Hezbollah : quarante ans de bataille des perceptions face à l’armée libanaise
La guerre des récits, un champ de bataille décisif
Dans Perceptions Are Reality, publié par l’U.S. Army University Press, des stratèges américains rappellent que la bataille des perceptions est aussi cruciale que celle des territoires. Au Liban, le Hezbollah a fait de cette maxime un instrument de pouvoir. Sans jamais délégitimer les Forces Armées Libanaises (FAL), le mouvement chiite a martelé l’idée qu’elles ne pouvaient, seules, assurer la défense nationale. Ce narratif, répété à chaque crise, s’est imposé comme une évidence : l’armée ne saurait dissuader Israël, ni sécuriser le Sud.

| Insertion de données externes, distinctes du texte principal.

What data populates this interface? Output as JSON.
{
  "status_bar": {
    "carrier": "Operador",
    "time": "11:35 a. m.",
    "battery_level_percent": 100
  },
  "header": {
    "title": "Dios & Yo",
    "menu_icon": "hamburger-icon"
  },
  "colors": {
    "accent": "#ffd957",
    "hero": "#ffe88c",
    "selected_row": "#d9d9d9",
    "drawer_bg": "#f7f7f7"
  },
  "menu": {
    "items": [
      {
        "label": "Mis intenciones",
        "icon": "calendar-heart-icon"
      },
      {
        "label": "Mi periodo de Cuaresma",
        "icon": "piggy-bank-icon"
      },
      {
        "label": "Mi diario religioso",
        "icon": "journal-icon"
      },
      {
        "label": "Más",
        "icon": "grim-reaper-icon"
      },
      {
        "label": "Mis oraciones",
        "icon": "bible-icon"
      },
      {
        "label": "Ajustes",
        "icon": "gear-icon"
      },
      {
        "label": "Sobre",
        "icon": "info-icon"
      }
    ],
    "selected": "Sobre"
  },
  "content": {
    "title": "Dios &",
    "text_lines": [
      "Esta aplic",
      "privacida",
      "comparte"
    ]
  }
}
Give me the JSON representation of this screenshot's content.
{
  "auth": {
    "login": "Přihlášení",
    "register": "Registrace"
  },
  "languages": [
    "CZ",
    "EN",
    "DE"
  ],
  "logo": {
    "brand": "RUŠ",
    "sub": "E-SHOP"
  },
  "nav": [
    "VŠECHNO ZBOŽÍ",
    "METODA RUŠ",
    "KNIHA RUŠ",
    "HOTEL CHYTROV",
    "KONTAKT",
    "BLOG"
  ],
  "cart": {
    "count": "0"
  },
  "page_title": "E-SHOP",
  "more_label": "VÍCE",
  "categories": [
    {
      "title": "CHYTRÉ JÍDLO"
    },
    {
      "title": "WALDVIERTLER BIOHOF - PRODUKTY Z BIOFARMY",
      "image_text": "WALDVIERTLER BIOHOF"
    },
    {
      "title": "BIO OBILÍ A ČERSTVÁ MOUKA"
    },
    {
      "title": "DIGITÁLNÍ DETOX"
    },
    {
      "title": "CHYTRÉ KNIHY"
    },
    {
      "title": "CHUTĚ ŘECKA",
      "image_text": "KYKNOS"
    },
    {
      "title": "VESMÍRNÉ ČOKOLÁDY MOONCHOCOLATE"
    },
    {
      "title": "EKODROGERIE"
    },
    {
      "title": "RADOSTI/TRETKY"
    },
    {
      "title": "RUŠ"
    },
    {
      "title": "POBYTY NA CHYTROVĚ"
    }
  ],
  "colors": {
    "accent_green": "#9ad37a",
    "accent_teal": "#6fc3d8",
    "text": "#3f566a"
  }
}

Une armée insérée dans un dispositif international
La réalité est pourtant plus nuancée. Soutenue par les États-Unis, la France, l’Italie et dix-sept autres partenaires, l’armée libanaise bénéficie d’un appui considérable en matière d’entraînement, d’équipement et de coopération internationale. À travers le mécanisme tripartite de la FINUL, elle participe même à des réunions régulières avec des officiers israéliens sous l’égide de l’ONU, afin de contenir les tensions.

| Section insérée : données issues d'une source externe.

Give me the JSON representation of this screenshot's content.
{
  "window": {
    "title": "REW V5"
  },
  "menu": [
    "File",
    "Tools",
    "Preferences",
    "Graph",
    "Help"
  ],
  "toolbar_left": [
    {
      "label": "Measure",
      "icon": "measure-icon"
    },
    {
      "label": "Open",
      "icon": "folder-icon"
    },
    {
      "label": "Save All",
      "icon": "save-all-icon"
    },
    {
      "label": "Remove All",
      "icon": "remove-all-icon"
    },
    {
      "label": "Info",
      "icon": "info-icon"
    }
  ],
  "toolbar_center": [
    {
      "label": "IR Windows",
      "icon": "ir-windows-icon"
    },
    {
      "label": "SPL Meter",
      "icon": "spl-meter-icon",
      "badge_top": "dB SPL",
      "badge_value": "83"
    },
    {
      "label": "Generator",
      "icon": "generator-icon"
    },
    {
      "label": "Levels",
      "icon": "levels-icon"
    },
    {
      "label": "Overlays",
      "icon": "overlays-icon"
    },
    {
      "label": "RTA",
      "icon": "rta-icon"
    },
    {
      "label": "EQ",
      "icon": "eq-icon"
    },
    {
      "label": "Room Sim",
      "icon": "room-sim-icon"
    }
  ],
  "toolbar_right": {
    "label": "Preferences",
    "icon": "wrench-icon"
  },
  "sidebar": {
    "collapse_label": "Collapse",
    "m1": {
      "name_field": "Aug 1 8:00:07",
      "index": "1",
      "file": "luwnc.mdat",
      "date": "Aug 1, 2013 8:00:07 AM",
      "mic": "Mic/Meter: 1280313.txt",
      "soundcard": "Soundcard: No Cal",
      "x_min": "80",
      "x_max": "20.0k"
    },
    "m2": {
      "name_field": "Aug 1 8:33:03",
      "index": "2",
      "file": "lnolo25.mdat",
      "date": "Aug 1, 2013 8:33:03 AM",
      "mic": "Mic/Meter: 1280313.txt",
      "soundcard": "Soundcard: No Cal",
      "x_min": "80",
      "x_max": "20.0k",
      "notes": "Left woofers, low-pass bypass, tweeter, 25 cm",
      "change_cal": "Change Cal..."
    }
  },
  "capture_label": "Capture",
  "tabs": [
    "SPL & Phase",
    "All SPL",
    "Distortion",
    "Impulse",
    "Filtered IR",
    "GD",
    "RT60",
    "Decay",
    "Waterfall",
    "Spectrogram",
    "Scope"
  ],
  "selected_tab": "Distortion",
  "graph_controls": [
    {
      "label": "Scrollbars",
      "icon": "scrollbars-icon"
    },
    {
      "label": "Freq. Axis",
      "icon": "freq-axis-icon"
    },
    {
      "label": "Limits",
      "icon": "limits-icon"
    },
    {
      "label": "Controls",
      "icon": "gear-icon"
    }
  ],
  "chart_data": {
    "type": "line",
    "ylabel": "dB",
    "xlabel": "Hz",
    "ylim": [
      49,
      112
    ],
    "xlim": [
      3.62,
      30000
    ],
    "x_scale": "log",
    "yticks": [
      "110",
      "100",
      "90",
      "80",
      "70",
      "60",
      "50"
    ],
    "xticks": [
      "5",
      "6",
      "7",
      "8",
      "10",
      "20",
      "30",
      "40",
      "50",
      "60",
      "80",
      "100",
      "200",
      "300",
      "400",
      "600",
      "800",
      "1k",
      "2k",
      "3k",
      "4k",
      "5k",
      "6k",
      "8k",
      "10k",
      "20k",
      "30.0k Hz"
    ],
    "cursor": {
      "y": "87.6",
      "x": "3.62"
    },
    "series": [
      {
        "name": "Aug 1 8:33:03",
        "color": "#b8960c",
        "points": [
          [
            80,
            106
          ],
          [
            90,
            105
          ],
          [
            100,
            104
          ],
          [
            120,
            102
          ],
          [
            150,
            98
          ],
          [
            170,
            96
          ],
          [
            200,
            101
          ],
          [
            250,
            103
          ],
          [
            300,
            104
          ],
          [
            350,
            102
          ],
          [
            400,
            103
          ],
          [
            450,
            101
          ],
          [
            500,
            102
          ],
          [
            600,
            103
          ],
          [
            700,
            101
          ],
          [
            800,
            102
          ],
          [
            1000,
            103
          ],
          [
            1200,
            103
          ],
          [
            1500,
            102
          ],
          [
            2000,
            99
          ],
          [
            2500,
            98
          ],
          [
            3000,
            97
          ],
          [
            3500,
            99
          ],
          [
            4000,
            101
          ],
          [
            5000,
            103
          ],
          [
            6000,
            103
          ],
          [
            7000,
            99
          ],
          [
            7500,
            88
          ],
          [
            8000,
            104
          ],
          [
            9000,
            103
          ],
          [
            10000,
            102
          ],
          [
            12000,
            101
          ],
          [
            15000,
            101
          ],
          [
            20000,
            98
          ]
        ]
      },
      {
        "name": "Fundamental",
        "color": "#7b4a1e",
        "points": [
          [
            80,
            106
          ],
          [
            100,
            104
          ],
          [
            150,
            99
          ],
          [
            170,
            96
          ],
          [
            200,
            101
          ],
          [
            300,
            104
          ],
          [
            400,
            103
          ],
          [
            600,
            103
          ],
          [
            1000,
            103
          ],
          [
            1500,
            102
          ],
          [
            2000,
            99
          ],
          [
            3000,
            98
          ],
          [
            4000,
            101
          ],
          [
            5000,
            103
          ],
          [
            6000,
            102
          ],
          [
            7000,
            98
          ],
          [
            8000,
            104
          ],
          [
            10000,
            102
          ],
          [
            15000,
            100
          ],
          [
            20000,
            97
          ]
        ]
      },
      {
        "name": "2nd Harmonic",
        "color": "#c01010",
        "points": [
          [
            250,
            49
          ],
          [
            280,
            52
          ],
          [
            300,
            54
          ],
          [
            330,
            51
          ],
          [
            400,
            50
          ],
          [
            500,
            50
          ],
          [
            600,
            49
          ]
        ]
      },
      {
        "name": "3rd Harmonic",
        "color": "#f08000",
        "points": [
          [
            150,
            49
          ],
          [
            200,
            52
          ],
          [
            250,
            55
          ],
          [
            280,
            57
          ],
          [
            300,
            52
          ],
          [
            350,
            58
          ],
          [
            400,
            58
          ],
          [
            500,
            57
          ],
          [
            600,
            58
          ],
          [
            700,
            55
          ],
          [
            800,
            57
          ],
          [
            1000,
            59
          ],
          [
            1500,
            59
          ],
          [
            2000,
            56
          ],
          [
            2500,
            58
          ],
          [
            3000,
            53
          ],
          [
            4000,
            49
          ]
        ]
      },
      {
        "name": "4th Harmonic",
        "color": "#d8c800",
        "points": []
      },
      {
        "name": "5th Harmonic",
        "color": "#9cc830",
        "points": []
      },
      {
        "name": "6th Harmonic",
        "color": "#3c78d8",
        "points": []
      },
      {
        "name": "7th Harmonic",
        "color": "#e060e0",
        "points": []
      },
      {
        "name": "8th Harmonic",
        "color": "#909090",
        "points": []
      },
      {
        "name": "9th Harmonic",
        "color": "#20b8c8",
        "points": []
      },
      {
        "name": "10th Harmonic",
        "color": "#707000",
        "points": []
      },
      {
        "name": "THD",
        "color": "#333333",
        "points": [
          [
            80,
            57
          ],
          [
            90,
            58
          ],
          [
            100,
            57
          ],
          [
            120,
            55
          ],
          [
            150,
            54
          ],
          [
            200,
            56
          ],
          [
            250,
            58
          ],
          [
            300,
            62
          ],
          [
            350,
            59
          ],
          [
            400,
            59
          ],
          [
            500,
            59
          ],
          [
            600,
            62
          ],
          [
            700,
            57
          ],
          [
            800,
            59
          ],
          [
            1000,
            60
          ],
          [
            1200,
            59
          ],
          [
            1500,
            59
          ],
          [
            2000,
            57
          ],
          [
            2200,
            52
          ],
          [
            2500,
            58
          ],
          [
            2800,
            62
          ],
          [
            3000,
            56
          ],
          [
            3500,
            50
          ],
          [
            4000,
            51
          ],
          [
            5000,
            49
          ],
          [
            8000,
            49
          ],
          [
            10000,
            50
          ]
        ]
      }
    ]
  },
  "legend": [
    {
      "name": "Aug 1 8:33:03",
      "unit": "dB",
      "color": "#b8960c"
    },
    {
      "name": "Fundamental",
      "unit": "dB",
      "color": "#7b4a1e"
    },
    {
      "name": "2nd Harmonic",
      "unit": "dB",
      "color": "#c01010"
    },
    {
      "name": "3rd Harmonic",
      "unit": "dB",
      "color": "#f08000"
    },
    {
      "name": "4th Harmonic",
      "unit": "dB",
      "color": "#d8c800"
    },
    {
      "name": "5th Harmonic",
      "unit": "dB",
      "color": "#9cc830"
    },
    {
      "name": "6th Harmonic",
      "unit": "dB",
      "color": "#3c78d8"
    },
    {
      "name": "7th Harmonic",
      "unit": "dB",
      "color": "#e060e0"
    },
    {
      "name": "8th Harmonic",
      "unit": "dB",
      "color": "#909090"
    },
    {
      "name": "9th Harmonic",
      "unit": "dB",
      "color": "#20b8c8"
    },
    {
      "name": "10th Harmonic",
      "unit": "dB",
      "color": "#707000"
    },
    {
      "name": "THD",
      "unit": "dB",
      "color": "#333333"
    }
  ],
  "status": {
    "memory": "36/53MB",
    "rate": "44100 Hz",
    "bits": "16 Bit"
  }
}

Le récit du Hezbollah : force de frappe contre légitimité institutionnelle
Le Hezbollah met en avant son arsenal, estimé entre 120 000 et 200 000 roquettes, pour souligner l’écart avec les FAL. Mais la mission d’une armée nationale ne se limite pas à la dissuasion par le feu : elle consiste à garantir la stabilité intérieure, le contrôle des frontières et le respect des engagements internationaux. Sur ce terrain, l’armée libanaise conserve une légitimité que le Hezbollah ne peut revendiquer.
Un tournant depuis 2025
Les efforts des FAL dans le démantèlement d’arsenaux et de tunnels du Hezbollah ont été publiquement salués par des responsables américains. Ces résultats opérationnels introduisent des éléments factuels qui contredisent le récit d’une armée impuissante.

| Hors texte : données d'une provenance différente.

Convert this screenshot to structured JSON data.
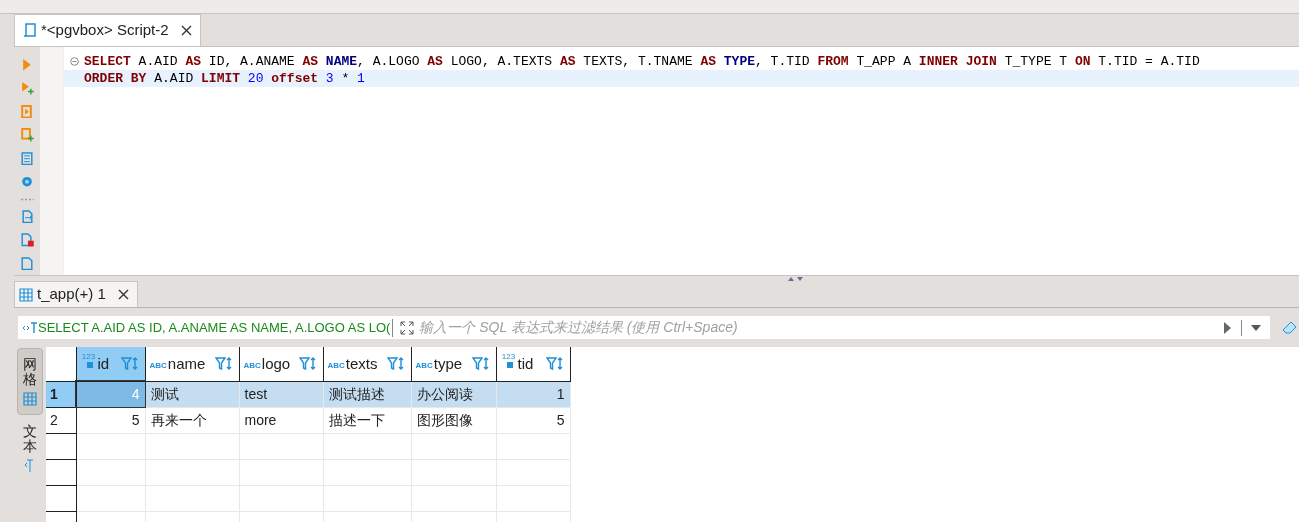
{
  "editor_tab": {
    "label": "*<pgvbox> Script-2",
    "selected": true
  },
  "sql_lines": [
    [
      {
        "text": "SELECT",
        "kind": "keyword"
      },
      {
        "text": " A.AID ",
        "kind": "plain"
      },
      {
        "text": "AS",
        "kind": "keyword"
      },
      {
        "text": " ID, A.ANAME ",
        "kind": "plain"
      },
      {
        "text": "AS",
        "kind": "keyword"
      },
      {
        "text": " NAME",
        "kind": "type"
      },
      {
        "text": ", A.LOGO ",
        "kind": "plain"
      },
      {
        "text": "AS",
        "kind": "keyword"
      },
      {
        "text": " LOGO, A.TEXTS ",
        "kind": "plain"
      },
      {
        "text": "AS",
        "kind": "keyword"
      },
      {
        "text": " TEXTS, T.TNAME ",
        "kind": "plain"
      },
      {
        "text": "AS",
        "kind": "keyword"
      },
      {
        "text": " TYPE",
        "kind": "type"
      },
      {
        "text": ", T.TID ",
        "kind": "plain"
      },
      {
        "text": "FROM",
        "kind": "keyword"
      },
      {
        "text": " T_APP A ",
        "kind": "plain"
      },
      {
        "text": "INNER JOIN",
        "kind": "keyword"
      },
      {
        "text": " T_TYPE T ",
        "kind": "plain"
      },
      {
        "text": "ON",
        "kind": "keyword"
      },
      {
        "text": " T.TID = A.TID",
        "kind": "plain"
      }
    ],
    [
      {
        "text": "ORDER BY",
        "kind": "keyword"
      },
      {
        "text": " A.AID ",
        "kind": "plain"
      },
      {
        "text": "LIMIT",
        "kind": "keyword"
      },
      {
        "text": " 20",
        "kind": "number"
      },
      {
        "text": " offset",
        "kind": "keyword"
      },
      {
        "text": " 3",
        "kind": "number"
      },
      {
        "text": " * ",
        "kind": "plain"
      },
      {
        "text": "1",
        "kind": "number"
      }
    ]
  ],
  "results_tab": {
    "label": "t_app(+) 1",
    "selected": true
  },
  "filter": {
    "query": "SELECT A.AID AS ID, A.ANAME AS NAME, A.LOGO AS LO(",
    "placeholder": "输入一个 SQL 表达式来过滤结果 (使用 Ctrl+Space)"
  },
  "view_tabs": [
    {
      "label": "网格",
      "selected": true
    },
    {
      "label": "文本",
      "selected": false
    }
  ],
  "table": {
    "columns": [
      {
        "label": "id",
        "kind": "number",
        "type_label": "123",
        "selected": true
      },
      {
        "label": "name",
        "kind": "string",
        "type_label": "ABC",
        "selected": false
      },
      {
        "label": "logo",
        "kind": "string",
        "type_label": "ABC",
        "selected": false
      },
      {
        "label": "texts",
        "kind": "string",
        "type_label": "ABC",
        "selected": false
      },
      {
        "label": "type",
        "kind": "string",
        "type_label": "ABC",
        "selected": false
      },
      {
        "label": "tid",
        "kind": "number",
        "type_label": "123",
        "selected": false
      }
    ],
    "rows": [
      {
        "number": "1",
        "selected": true,
        "cells": [
          "4",
          "测试",
          "test",
          "测试描述",
          "办公阅读",
          "1"
        ]
      },
      {
        "number": "2",
        "selected": false,
        "cells": [
          "5",
          "再来一个",
          "more",
          "描述一下",
          "图形图像",
          "5"
        ]
      }
    ]
  }
}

L’érosion d’un monopole narratif
La reprise des hostilités avec Israël en octobre 2023 et les attaques de Mars 2026 ont infligé au Liban des pertes humaines et matérielles considérables. Éprouvée par la crise économique et les déplacements, une large partie de la population rejette désormais l’aventurisme militaire du Hezbollah. Ce qui était présenté comme une « résistance nationale » apparaît de plus en plus comme une entreprise folle, et dangereuse.
L’enjeu des perceptions
Durant quarante ans, le Hezbollah a su imposer son récit. L’avenir du Liban dépend désormais de la capacité de l’État et de son armée à reconquérir le terrain des perceptions, à restaurer l’autorité publique et à transformer la légitimité institutionnelle en force politique.